August 1, 2010

The Closer Choice

With Octavio Dotel in Los Angeles and Kent Tekulve unavailable, the choice of closer for the rest of 2010 comes down to two men - Evan Meek and Joel Hanrahan. John Russell hasn't named a closer yet so let's take a look at the choices:

Meek is 4-3 with a 1.23 ERA in 48 games. In 58 innings he's allowed 35 hits, 16 walks and struck out 49.

Hanrahan is 2-1 with a 3.35 ERA in 47 games. In 46 innings he's allowed 32 hits, 14 walks and struck out 63.

Meek employs a full four pitch arsenal including a 95 mph fastball, 93 mph cutter, 83 mph slider and 81 mph curveball. Hanrahan is a two pitch guy and both are good, a 96 mph fastball and an 86 mph slider.

There's really not a bad choice here. Both guys have been unhittable for long stretches. They clearly have great stuff; this is visible even from the upper deck.

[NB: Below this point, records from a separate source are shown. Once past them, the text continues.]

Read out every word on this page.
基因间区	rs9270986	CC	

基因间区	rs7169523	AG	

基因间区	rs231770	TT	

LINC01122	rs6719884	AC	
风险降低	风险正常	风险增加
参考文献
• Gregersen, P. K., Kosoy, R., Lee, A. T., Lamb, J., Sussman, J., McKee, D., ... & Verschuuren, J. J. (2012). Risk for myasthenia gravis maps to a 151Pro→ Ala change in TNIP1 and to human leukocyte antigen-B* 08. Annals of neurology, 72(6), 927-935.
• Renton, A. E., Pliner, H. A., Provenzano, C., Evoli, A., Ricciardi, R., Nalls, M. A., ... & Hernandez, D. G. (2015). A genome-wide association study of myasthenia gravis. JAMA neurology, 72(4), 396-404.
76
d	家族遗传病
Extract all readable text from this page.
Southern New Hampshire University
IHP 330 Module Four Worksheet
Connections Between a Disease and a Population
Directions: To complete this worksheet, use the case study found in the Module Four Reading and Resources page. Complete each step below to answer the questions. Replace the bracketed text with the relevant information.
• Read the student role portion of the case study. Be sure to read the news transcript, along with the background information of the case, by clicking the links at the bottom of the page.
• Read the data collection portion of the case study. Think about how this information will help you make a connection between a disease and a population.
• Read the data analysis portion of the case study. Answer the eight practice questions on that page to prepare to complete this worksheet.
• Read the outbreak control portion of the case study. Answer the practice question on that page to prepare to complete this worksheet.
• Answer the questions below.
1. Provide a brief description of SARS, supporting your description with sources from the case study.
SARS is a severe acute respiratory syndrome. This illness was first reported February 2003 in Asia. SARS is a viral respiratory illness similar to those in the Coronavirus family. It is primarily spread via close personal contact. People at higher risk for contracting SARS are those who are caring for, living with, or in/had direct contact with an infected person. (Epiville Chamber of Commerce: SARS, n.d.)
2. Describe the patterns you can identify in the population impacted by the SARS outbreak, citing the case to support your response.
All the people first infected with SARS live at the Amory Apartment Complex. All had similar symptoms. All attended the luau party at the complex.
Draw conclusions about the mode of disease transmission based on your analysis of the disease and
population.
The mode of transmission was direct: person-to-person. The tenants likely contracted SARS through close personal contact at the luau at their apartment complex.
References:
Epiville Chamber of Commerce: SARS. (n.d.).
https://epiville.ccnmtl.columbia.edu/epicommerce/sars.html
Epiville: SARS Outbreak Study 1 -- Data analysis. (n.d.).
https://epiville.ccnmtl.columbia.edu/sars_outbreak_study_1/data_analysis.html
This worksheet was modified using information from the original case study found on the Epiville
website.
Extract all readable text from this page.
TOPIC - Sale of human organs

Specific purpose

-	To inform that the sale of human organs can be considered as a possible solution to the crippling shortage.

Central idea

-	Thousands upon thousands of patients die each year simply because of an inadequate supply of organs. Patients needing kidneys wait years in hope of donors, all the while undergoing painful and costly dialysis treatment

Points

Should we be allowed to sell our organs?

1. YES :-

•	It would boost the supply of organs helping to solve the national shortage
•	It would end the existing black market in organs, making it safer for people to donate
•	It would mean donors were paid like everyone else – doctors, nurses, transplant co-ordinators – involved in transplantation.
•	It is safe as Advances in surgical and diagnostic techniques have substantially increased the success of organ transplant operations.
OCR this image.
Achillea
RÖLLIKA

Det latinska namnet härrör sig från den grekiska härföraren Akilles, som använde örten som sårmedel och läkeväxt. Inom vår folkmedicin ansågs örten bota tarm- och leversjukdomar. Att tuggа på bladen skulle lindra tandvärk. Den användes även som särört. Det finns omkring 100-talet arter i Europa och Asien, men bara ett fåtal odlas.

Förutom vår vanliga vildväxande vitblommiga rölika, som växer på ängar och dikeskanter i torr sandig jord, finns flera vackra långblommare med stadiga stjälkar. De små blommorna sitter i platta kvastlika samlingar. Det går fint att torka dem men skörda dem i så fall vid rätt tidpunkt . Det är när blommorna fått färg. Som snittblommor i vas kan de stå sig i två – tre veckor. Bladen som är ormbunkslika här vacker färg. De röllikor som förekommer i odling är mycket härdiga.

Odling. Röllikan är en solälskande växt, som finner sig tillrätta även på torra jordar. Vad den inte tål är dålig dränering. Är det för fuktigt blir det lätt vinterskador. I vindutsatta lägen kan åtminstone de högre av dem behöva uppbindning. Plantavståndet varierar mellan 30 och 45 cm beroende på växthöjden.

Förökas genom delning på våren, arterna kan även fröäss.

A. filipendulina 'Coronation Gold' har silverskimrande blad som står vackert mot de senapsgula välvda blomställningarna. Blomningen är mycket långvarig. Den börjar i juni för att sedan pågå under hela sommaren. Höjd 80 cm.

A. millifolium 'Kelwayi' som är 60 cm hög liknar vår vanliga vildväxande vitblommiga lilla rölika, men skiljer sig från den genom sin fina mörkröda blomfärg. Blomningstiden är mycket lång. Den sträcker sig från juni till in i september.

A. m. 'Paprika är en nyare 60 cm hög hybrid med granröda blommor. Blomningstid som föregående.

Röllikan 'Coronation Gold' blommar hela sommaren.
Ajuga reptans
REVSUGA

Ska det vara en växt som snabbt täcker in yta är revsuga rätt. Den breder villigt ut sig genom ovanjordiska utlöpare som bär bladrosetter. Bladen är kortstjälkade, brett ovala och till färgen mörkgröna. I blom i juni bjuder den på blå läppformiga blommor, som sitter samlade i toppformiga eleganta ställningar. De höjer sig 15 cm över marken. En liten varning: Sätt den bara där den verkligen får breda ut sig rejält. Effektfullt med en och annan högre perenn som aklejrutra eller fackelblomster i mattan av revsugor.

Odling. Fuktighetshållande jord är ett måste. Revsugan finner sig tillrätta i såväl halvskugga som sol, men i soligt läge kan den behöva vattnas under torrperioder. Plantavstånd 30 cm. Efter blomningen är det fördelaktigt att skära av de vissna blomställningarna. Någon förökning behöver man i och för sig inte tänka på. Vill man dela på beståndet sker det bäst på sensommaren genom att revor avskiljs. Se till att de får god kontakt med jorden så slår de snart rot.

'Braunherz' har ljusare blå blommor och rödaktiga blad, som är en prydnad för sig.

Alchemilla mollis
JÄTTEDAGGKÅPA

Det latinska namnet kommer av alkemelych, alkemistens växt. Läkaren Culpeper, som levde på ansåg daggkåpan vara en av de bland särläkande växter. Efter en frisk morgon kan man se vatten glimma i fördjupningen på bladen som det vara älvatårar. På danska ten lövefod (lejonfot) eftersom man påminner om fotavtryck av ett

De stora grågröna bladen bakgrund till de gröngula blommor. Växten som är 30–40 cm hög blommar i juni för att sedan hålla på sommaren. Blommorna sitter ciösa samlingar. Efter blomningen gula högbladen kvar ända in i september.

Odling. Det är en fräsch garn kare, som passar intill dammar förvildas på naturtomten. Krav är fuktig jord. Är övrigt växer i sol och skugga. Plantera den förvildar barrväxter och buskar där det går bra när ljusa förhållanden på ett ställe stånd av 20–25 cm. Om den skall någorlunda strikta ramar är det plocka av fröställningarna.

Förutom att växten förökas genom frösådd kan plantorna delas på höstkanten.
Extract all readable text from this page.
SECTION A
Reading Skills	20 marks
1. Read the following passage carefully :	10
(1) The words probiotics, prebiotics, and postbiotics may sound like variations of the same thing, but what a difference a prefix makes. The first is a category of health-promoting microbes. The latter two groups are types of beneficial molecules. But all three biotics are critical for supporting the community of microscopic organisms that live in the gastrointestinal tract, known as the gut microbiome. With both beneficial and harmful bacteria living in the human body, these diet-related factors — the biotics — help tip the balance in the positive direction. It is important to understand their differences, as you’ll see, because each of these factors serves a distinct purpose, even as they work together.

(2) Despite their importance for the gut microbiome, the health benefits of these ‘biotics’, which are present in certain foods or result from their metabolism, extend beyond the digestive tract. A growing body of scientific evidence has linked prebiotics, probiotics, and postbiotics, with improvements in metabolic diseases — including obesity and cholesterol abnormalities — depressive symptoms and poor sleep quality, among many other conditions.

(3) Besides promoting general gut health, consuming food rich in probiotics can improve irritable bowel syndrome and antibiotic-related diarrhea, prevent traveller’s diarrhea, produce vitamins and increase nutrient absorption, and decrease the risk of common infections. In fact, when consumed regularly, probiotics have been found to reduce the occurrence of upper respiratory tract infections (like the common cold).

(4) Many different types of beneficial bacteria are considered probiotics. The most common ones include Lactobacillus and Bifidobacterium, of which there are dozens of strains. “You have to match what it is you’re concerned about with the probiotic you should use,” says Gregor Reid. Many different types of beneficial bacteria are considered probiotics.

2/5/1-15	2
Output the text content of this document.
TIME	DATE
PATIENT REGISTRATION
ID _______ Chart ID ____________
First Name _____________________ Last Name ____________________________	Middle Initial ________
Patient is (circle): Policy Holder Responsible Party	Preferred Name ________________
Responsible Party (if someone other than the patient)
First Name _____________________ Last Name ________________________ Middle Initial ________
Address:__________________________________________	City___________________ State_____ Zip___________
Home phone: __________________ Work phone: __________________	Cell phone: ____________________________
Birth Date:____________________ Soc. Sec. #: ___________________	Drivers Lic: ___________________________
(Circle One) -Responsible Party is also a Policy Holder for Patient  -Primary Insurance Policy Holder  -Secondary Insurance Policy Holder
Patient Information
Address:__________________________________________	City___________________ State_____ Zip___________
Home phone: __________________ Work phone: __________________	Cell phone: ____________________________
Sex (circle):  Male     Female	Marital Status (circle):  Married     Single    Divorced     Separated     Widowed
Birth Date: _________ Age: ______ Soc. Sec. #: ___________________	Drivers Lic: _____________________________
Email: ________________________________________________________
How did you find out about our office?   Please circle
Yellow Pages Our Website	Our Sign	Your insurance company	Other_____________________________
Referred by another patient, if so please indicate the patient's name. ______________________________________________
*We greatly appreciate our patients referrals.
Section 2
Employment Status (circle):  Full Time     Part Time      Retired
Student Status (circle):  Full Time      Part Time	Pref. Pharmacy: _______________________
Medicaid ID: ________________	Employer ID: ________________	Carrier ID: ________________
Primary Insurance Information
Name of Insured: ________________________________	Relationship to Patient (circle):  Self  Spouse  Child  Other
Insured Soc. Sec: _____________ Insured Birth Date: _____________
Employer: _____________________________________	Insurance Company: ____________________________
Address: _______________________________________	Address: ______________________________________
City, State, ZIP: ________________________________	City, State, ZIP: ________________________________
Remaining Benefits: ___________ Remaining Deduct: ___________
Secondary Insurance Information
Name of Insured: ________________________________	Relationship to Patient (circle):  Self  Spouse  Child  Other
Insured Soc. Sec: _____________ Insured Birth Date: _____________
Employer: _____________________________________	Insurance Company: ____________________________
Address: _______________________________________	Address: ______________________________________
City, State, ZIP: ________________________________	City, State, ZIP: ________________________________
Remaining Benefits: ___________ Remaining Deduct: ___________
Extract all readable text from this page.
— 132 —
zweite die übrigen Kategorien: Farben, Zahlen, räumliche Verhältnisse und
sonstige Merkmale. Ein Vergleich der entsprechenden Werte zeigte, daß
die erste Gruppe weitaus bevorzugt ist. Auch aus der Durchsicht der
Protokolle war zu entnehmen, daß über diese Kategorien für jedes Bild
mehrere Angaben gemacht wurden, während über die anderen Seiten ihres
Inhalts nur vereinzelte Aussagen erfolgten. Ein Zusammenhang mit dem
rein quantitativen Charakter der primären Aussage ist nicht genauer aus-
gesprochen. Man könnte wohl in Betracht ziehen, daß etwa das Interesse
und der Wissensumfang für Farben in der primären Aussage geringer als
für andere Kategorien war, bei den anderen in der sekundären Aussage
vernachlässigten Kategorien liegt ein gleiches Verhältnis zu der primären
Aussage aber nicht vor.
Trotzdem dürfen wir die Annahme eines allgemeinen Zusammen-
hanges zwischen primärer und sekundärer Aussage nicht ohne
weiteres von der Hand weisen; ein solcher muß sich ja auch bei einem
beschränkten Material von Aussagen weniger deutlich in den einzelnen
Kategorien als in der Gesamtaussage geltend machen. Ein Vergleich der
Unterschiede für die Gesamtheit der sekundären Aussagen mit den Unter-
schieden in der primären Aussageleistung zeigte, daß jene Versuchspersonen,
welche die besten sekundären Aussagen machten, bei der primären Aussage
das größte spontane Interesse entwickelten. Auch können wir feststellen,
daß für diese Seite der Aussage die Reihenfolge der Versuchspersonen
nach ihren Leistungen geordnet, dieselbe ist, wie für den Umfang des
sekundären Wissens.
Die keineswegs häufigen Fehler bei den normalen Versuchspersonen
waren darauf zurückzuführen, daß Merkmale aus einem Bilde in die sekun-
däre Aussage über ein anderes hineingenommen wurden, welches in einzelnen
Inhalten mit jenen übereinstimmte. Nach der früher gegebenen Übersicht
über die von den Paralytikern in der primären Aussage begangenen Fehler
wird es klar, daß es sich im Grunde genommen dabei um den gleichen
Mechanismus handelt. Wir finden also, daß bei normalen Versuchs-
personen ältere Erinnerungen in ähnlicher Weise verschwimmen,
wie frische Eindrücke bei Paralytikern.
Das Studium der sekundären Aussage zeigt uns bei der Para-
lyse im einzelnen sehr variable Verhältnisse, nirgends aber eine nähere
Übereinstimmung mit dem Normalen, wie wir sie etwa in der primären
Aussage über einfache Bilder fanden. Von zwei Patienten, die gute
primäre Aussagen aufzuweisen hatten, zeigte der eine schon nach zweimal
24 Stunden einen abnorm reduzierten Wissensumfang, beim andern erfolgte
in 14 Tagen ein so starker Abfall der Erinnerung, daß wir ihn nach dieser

My choice to close would be Hanrahan. He has classic closer stuff and is flat out unhittable when he's on. He's struck out an unreal 34% of batters this season. His two-pitch stuff plays well in a one-inning role; he's thrown more than one frame only twice this year.

For the setup man, I want a guy who can go two innings. Who out of Steven Jackson, Wil Ledezma, and Sean Gallagher do you want to see protecting a one run lead in the seventh? Meek has pitched more than an inning 13 times already and with his four-pitch arsenal is suited to that role.

I would advocate that Hanrahan closes even conceding that Meek is the better pitcher. When asked if Meek should have his own scoreboard video, 17 out of 18 WFC Blog voters said "Hell yes." He'll probably only get that if he's closing. But a top setup man will pitch in more games, throw more innings, and usually throw in more high-leverage situations than a closer. Whereas the closer faces whoever is due up in the ninth inning, a relief ace/setup man like Meek can be deployed whenever the opposing team's big bats are due up or a rally needs to be stopped.

I have seen some speculation that the two will split the role. This would be by far my least favorite choice. Both guys are great setup men but there are always certain setup men who can't handle a closing role. The Pirates will have somewhere around 12 to 15 save opportunities the rest of the year. That's enough to pick one guy and really evaluate whether he can close in 2011; it's also enough to give two guys an incredibly small sample size of save opportunities and learn nothing.